Thomas S. Hubregtsen  Thomas S. Hubregtsen photo       

contact information

Research Staff Member
Austin Research Laboratory, Austin, TX, USA

links


profile


I am a Research Staff Member in the IBM Research Austin Laboratory, where my current work revolves around the areas of Big Data analytics and High Performance Computing. At the same time, I am a PhD student at Delft University of Technology under the supervision of H. Peter Hofstee.

Before joining IBM as a full-time employee I performed 2 internships during which I investigated whether user-addressable flash could close a performance gap for Apache Spark between data objects (Spark Resilient Distributed Data) stored in memory and such objects written out or spilled to a file system.

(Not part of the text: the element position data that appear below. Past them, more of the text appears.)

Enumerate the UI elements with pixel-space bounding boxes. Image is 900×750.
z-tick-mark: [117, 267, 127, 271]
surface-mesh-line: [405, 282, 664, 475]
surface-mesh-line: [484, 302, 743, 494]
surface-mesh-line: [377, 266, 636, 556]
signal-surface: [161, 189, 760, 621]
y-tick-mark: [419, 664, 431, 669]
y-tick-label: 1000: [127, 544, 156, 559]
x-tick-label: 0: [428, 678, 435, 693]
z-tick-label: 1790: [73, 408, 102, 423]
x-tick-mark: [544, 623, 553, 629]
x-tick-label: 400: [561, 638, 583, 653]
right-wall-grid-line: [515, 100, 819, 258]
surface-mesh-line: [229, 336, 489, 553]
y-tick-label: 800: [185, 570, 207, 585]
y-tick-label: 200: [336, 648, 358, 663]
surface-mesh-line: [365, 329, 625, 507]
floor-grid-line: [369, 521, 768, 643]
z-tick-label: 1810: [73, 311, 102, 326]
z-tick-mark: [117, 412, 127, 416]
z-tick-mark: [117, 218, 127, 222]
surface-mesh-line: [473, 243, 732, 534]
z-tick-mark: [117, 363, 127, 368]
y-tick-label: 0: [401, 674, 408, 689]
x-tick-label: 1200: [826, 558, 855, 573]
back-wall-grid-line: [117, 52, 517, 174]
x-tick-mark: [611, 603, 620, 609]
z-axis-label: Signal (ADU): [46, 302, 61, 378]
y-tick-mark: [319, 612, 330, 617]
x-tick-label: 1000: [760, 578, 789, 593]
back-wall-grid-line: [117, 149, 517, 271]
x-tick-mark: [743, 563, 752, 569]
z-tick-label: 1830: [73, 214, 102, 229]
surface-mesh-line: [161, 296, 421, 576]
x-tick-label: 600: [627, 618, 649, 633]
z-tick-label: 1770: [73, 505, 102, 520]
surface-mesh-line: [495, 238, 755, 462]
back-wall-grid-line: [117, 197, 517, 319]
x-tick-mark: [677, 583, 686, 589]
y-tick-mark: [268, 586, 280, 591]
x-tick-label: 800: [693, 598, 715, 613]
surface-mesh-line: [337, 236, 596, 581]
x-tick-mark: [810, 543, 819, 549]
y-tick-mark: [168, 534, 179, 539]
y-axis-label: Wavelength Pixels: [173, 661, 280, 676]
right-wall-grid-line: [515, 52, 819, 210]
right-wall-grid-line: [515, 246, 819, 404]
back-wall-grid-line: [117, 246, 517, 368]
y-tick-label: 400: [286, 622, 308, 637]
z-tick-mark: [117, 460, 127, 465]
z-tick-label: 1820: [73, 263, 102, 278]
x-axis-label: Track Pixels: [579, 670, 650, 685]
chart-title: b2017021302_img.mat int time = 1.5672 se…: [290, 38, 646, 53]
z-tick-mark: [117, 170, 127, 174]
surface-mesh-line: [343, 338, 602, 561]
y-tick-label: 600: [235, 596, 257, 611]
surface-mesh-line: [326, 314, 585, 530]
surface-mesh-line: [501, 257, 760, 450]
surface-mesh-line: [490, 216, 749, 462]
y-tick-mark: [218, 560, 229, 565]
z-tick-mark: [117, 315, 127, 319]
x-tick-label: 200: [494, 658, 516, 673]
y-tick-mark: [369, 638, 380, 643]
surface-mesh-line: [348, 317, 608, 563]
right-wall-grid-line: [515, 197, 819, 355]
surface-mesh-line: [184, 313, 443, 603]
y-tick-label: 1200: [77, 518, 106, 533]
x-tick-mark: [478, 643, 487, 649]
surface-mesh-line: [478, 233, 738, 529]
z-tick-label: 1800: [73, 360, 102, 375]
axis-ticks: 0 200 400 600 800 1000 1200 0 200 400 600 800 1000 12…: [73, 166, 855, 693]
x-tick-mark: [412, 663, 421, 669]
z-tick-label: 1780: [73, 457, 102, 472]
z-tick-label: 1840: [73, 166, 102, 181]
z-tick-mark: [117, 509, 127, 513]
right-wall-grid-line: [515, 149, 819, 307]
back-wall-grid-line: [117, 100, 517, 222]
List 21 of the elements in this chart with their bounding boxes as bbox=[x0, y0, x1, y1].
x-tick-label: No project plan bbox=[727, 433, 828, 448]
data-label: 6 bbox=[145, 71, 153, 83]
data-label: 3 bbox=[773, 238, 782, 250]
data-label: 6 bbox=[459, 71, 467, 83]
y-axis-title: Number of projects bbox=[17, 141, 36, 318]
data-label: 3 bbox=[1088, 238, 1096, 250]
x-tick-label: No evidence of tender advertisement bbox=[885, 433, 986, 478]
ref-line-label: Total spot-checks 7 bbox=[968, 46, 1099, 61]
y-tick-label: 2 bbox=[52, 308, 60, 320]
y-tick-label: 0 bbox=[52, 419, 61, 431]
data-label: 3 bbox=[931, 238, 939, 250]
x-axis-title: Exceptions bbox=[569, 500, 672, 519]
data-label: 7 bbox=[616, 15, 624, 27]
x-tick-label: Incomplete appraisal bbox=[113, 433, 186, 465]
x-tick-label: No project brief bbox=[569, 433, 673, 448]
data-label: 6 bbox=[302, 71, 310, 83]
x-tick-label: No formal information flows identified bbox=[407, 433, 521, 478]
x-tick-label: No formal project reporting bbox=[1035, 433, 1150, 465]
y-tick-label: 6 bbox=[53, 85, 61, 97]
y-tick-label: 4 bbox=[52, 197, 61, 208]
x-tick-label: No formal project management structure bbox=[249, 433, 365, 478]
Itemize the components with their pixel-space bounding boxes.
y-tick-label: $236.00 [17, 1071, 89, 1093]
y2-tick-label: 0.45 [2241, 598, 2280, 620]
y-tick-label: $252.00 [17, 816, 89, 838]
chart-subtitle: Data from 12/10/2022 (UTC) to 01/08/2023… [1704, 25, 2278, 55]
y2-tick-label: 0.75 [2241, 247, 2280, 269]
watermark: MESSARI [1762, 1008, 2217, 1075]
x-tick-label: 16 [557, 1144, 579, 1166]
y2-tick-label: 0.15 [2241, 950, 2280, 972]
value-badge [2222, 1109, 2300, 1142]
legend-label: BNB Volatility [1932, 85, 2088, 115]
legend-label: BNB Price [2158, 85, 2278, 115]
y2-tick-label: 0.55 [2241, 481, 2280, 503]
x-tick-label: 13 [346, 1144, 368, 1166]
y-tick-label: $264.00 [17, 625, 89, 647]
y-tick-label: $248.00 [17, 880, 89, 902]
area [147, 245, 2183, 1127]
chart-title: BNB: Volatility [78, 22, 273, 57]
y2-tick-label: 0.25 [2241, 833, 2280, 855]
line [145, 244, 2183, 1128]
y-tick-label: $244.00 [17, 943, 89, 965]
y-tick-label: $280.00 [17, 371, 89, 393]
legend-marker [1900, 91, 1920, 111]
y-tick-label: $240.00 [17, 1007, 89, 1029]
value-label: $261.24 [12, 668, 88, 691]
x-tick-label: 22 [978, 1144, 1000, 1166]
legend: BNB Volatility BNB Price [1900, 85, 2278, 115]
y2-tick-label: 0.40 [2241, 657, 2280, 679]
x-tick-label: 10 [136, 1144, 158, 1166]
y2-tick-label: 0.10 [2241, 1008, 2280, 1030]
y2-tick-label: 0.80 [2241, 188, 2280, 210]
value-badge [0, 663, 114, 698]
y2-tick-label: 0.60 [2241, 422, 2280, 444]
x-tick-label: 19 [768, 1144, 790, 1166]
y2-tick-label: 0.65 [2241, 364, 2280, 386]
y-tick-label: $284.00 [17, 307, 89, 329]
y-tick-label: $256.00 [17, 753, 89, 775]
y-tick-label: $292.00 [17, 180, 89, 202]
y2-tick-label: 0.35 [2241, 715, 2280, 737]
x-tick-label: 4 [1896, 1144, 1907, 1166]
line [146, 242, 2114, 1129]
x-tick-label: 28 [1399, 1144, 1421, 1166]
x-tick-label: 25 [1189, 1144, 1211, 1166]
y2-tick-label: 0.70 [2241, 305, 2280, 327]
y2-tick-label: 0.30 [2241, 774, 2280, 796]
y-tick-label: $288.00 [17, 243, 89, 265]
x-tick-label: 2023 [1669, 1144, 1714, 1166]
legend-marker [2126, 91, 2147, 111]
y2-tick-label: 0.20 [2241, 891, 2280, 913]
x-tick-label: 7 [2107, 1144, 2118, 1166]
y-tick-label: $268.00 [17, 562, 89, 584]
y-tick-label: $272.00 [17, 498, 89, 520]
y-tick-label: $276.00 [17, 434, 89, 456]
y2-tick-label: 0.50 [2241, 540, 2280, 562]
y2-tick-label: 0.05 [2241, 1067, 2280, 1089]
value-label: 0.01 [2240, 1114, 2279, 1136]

During this research I combined four new technologies:
1. Power 8 systems (announced in April 2014)
2. The OpenPOWER firmware/OS stack (brand new as of April 2014)
3. Apache Spark (1.0 after May 2014)
4. IBM FlashSystem 840 enabled via CAPI (Coherent Accelerator Processor Interface) (Not yet generally available (GA))

The Flash system was connected into the Spark core by modifying both the Spark and Flash source code, and the experiments were run on Ubuntu 14-04LE on a Power8. 70% of the overhead due to spilling was removed, leading to a 1.15x speedup. In future work, the focus will be on removing the remaining overhead for spilling, and the Flash system will be buried deeper into Apache Spark. By doing so, the expectation is that user-addressable flash in combination with a relative small amount of DRAM will allow Apache Spark, and Big Data systems in general, to achieve a performance that will match in-memory computation, but with an order of magnitude larger storage capacity, enabling the solution of bigger problems with lower costs.

Thesis link: Evaluation of different storage systems for Apache Spark and Apache Hadoop

Previous work includes setting up a simulation environment for network topologies in data centers for the Hong Kong University of Science and Technology, evaluating GPU technology for big data computation on oil fields with PDS/Shell and developing a soft real-time de-interlacer for the broadcasting industry with Axon.

In my free time I love to travel, hike and run. I am also a certified snowboard instructor.